New Orleans Residents Are Ordered to Flee Hurricane
Mayor C. Ray Nagin said Gustav was larger and more dangerous than Katrina, and pleaded with residents to get out or face enormous flooding and life-threatening winds.
“This is the mother of all storms, and I’m not sure we’ve seen anything like it,” he said at an evening news briefing. “This is the real deal, this is not a test. For everyone thinking they can ride this storm out, I have news for you: that will be one of the biggest mistakes you can make in your life.”

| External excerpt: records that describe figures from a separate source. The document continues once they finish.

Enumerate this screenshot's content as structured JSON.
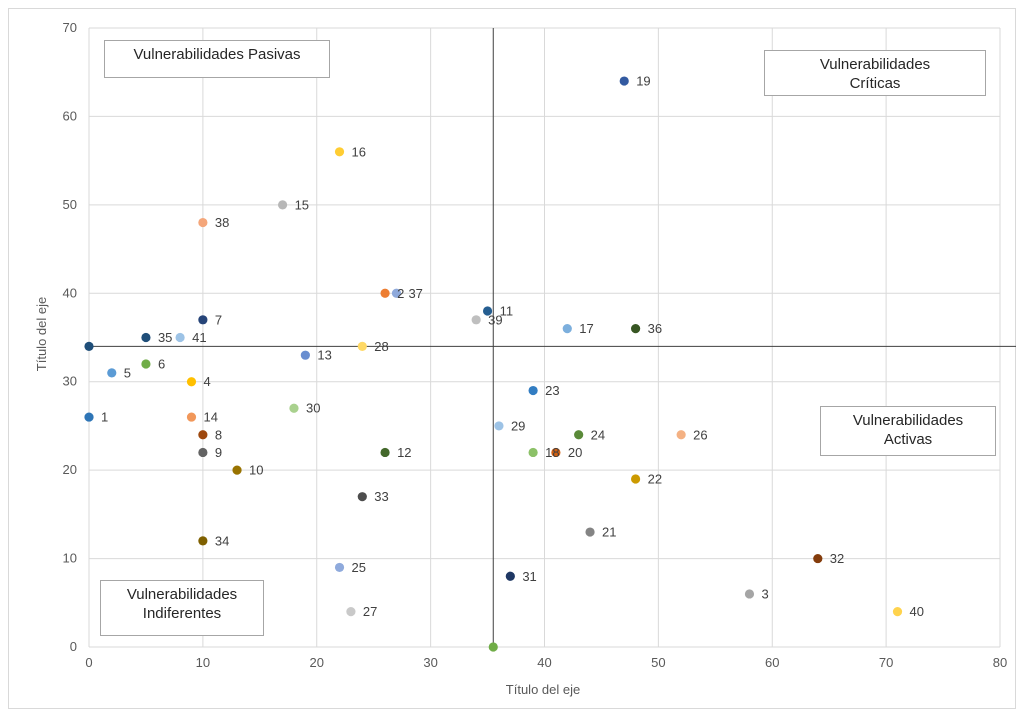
{
  "chart_data": {
    "type": "scatter",
    "title": "",
    "xlabel": "Título del eje",
    "ylabel": "Título del eje",
    "xlim": [
      0,
      80
    ],
    "ylim": [
      0,
      70
    ],
    "x_ticks": [
      0,
      10,
      20,
      30,
      40,
      50,
      60,
      70,
      80
    ],
    "y_ticks": [
      0,
      10,
      20,
      30,
      40,
      50,
      60,
      70
    ],
    "grid": true,
    "reference_lines": {
      "x": 35.5,
      "y": 34
    },
    "quadrants": {
      "top_left": {
        "line1": "Vulnerabilidades Pasivas",
        "line2": ""
      },
      "top_right": {
        "line1": "Vulnerabilidades",
        "line2": "Críticas"
      },
      "bottom_right": {
        "line1": "Vulnerabilidades",
        "line2": "Activas"
      },
      "bottom_left": {
        "line1": "Vulnerabilidades",
        "line2": "Indiferentes"
      }
    },
    "points": [
      {
        "label": "1",
        "x": 0,
        "y": 26,
        "color": "#2e75b6"
      },
      {
        "label": "2",
        "x": 26,
        "y": 40,
        "color": "#ed7d31"
      },
      {
        "label": "3",
        "x": 58,
        "y": 6,
        "color": "#a5a5a5"
      },
      {
        "label": "4",
        "x": 9,
        "y": 30,
        "color": "#ffc000"
      },
      {
        "label": "5",
        "x": 2,
        "y": 31,
        "color": "#5b9bd5"
      },
      {
        "label": "6",
        "x": 5,
        "y": 32,
        "color": "#70ad47"
      },
      {
        "label": "7",
        "x": 10,
        "y": 37,
        "color": "#264478"
      },
      {
        "label": "8",
        "x": 10,
        "y": 24,
        "color": "#9e480e"
      },
      {
        "label": "9",
        "x": 10,
        "y": 22,
        "color": "#636363"
      },
      {
        "label": "10",
        "x": 13,
        "y": 20,
        "color": "#997300"
      },
      {
        "label": "11",
        "x": 35,
        "y": 38,
        "color": "#255e91"
      },
      {
        "label": "12",
        "x": 26,
        "y": 22,
        "color": "#43682b"
      },
      {
        "label": "13",
        "x": 19,
        "y": 33,
        "color": "#698ed0"
      },
      {
        "label": "14",
        "x": 9,
        "y": 26,
        "color": "#f1975a"
      },
      {
        "label": "15",
        "x": 17,
        "y": 50,
        "color": "#b7b7b7"
      },
      {
        "label": "16",
        "x": 22,
        "y": 56,
        "color": "#ffcd33"
      },
      {
        "label": "17",
        "x": 42,
        "y": 36,
        "color": "#7cafdd"
      },
      {
        "label": "18",
        "x": 39,
        "y": 22,
        "color": "#8cc168"
      },
      {
        "label": "19",
        "x": 47,
        "y": 64,
        "color": "#335aa1"
      },
      {
        "label": "20",
        "x": 41,
        "y": 22,
        "color": "#d26012"
      },
      {
        "label": "21",
        "x": 44,
        "y": 13,
        "color": "#848484"
      },
      {
        "label": "22",
        "x": 48,
        "y": 19,
        "color": "#cc9a00"
      },
      {
        "label": "23",
        "x": 39,
        "y": 29,
        "color": "#327dc2"
      },
      {
        "label": "24",
        "x": 43,
        "y": 24,
        "color": "#5a8a39"
      },
      {
        "label": "25",
        "x": 22,
        "y": 9,
        "color": "#8faadc"
      },
      {
        "label": "26",
        "x": 52,
        "y": 24,
        "color": "#f4b183"
      },
      {
        "label": "27",
        "x": 23,
        "y": 4,
        "color": "#c9c9c9"
      },
      {
        "label": "28",
        "x": 24,
        "y": 34,
        "color": "#ffd966"
      },
      {
        "label": "29",
        "x": 36,
        "y": 25,
        "color": "#9dc3e6"
      },
      {
        "label": "30",
        "x": 18,
        "y": 27,
        "color": "#a9d18e"
      },
      {
        "label": "31",
        "x": 37,
        "y": 8,
        "color": "#1f3864"
      },
      {
        "label": "32",
        "x": 64,
        "y": 10,
        "color": "#843c0c"
      },
      {
        "label": "33",
        "x": 24,
        "y": 17,
        "color": "#4d4d4d"
      },
      {
        "label": "34",
        "x": 10,
        "y": 12,
        "color": "#7f6000"
      },
      {
        "label": "35",
        "x": 5,
        "y": 35,
        "color": "#1f4e79"
      },
      {
        "label": "36",
        "x": 48,
        "y": 36,
        "color": "#375623"
      },
      {
        "label": "37",
        "x": 27,
        "y": 40,
        "color": "#8ea9db"
      },
      {
        "label": "38",
        "x": 10,
        "y": 48,
        "color": "#f4a67a"
      },
      {
        "label": "39",
        "x": 34,
        "y": 37,
        "color": "#bfbfbf"
      },
      {
        "label": "40",
        "x": 71,
        "y": 4,
        "color": "#ffd34d"
      },
      {
        "label": "41",
        "x": 8,
        "y": 35,
        "color": "#9dc3e6"
      },
      {
        "label": "",
        "x": 0,
        "y": 34,
        "color": "#1f4e79"
      },
      {
        "label": "",
        "x": 35.5,
        "y": 0,
        "color": "#70ad47"
      }
    ]
  }
}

The mayor’s warnings were considerably more dramatic than the forecasts issued by the National Hurricane Center, and he may have been trying to shock jaded residents into taking prudent steps. But he said storm surges, particularly on the city’s West Bank, could be twice as high as the neighborhood’s 10-foot levees, and said those choosing to remain in their homes should have an axe to chop through their roof when the floodwaters rise.

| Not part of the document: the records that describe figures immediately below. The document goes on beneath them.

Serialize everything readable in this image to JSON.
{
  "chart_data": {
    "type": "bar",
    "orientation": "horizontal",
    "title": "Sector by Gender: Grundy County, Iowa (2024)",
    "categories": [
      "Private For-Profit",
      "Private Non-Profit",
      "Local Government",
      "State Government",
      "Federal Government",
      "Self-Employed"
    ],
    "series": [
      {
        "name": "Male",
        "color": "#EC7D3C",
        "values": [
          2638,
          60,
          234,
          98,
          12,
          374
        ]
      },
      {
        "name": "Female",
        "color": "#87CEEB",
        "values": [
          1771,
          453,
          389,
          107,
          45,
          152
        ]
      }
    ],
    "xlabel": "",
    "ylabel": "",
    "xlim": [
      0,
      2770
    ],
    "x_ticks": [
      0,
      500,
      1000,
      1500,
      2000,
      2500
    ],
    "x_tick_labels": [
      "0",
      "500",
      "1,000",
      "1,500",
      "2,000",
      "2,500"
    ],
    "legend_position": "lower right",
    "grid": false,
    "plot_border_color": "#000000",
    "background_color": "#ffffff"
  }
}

The storm, he said, was now 900 miles wide, compared with 400 miles for Katrina. Even the capital of Baton Rouge, 80 miles inland from New Orleans, could experience hurricane force winds of up to 100 m.p.h., he said. But Dennis Feltgen, a spokesman for the National Hurricane Center, said he had no idea what the mayor meant by a 900-mile footprint, saying that hurricane force winds do not extend nearly that far.

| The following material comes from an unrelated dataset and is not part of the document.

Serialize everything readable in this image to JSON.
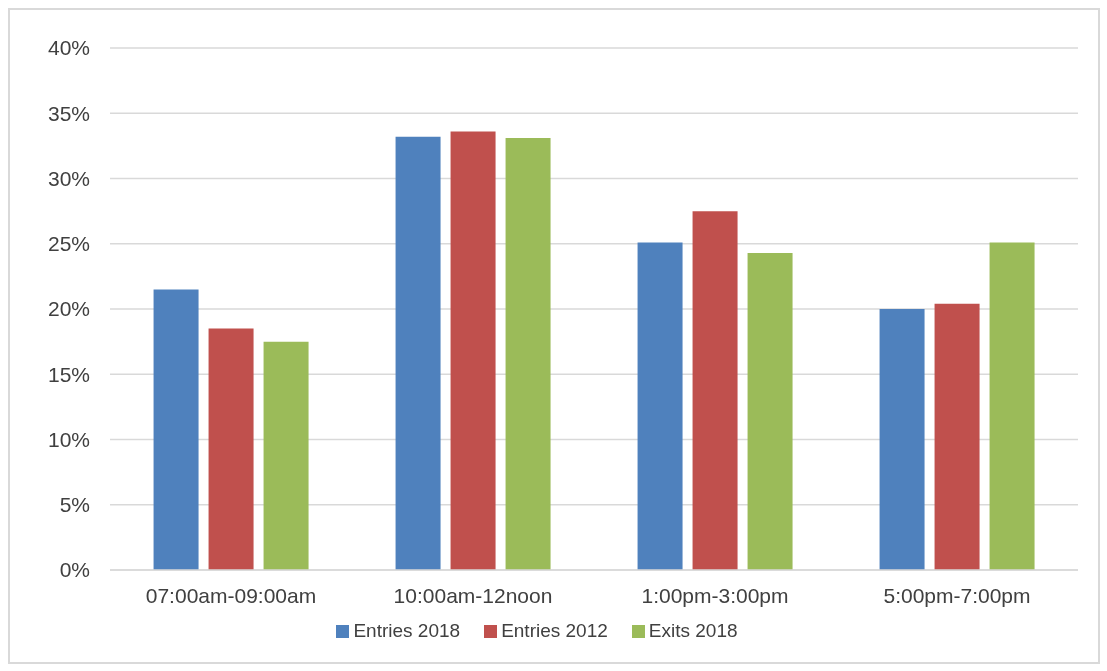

Already, hundreds of thousands of residents had begun streaming north from New Orleans and other Gulf Coast areas stretching from the Florida panhandle to Houston. Most left by car, causing miles of backups on some highways, but New Orleans officials also began a far more carefully planned evacuation of the city’s less mobile residents than took place in 2005. Thousands of city residents began boarding buses and trains ferrying them to shelters in the north.
“I don’t want to be stuck like I was in Katrina,” said Janice McElveen, who was waiting for a bus in the Irish Channel section, recalling being stranded on the Interstate 10 bridge for five days in 2005.